Las solicitudes presentadas en febrero de 2020 -mayoritariamente de personas procedentes de Siria, Afganistán, Venezuela y Colombia- suponían un incremento interanual del 14%. Parte de este crecimiento venía dado por un aumento de la situación de tensión en la frontera entre Grecia y Turquía. Sin embargo, la epidemia de covid-19 modificó ''radicalmente'' el panorama, tal y como apuntan en CEAR: ''En el mes de marzo de 2020 (último mes del que se dispone de datos oficiales), la caída de solicitudes de asilo se sitúa en un 43%, con unos 34.700 casos''. La cifra más baja desde 2014.

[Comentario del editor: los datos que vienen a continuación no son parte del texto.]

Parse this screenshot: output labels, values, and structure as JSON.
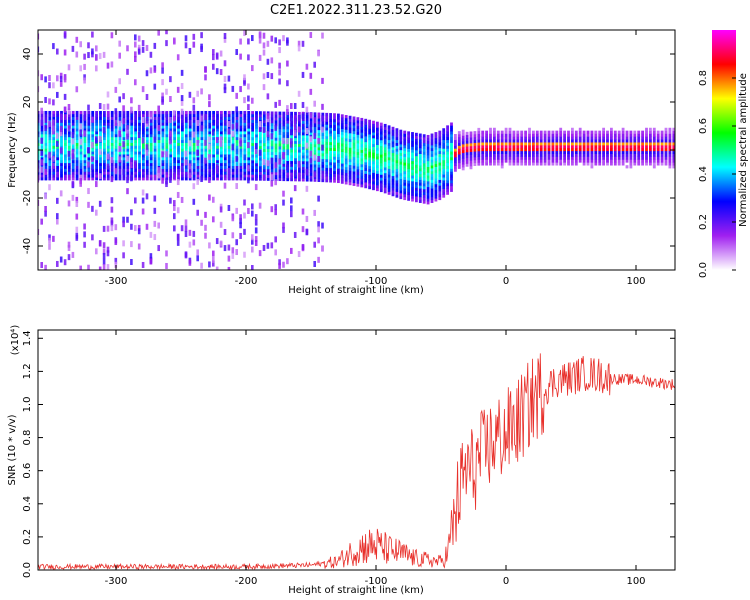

Según las estimaciones de la Oficina Europea de Apoyo al Asilo (EASO), a finales de diciembre de 2019 había unas 911.885 solicitudes de asilo en la UE pendientes de resolución, la mayoría en primera instancia. Alrededor del 80% se concentraba en solo seis países, incluidos España, Grecia e Italia. ''El acceso a recursos médicos es limitado. Y en algunos puntos del territorio griego, además, esta situación ha servido para reactivar el discurso de odio. La situación en Grecia no sólo refleja el mal estado de salud del refugio en el país, sino el mal estado de la solidaridad en el proyecto europeo. Los Estados miembros llevan sin dar respuesta a las necesidades de reubicación de las personas que malviven en estos espacios desde 2015'', anotan.
Marco Sandrone, coordinador de Médicos Sin Fronteras (MSF) en el campo de Moria, relata lo mismo por teléfono: ''Falta de todo. Hay un 40% de gente especialmente vulnerable y hay que rebajar el riesgo de enfermedad, aunque la pandemia no justifica la situación previa de los campos'', alega. ''El alto riesgo viene de lejos' y no podemos ignorar el peligro prolongado de quien está aquí''. Según el coordinador de MSF, el Gobierno heleno no toma ninguna decisión al respecto y la UE se desinteresa.
''Ignoran que aquí hay gente que lucha cada día por la supervivencia. Que les puede la ansiedad. No comen, no duermen. Llegan aquí con la última gota de esperanza y la pierden. El ánimo se deteriora y yo me pregunto si los políticos se plantean si estas condiciones de vida son las que merece un ser humano'', sentencia Sandrone, en alusión a lugares como las Termópilas, donde se libra otra batalla distinta. A pesar de que haya quien solo vea la que ocurrió hace 2.500 años o quien solo vaya a remojar los pies.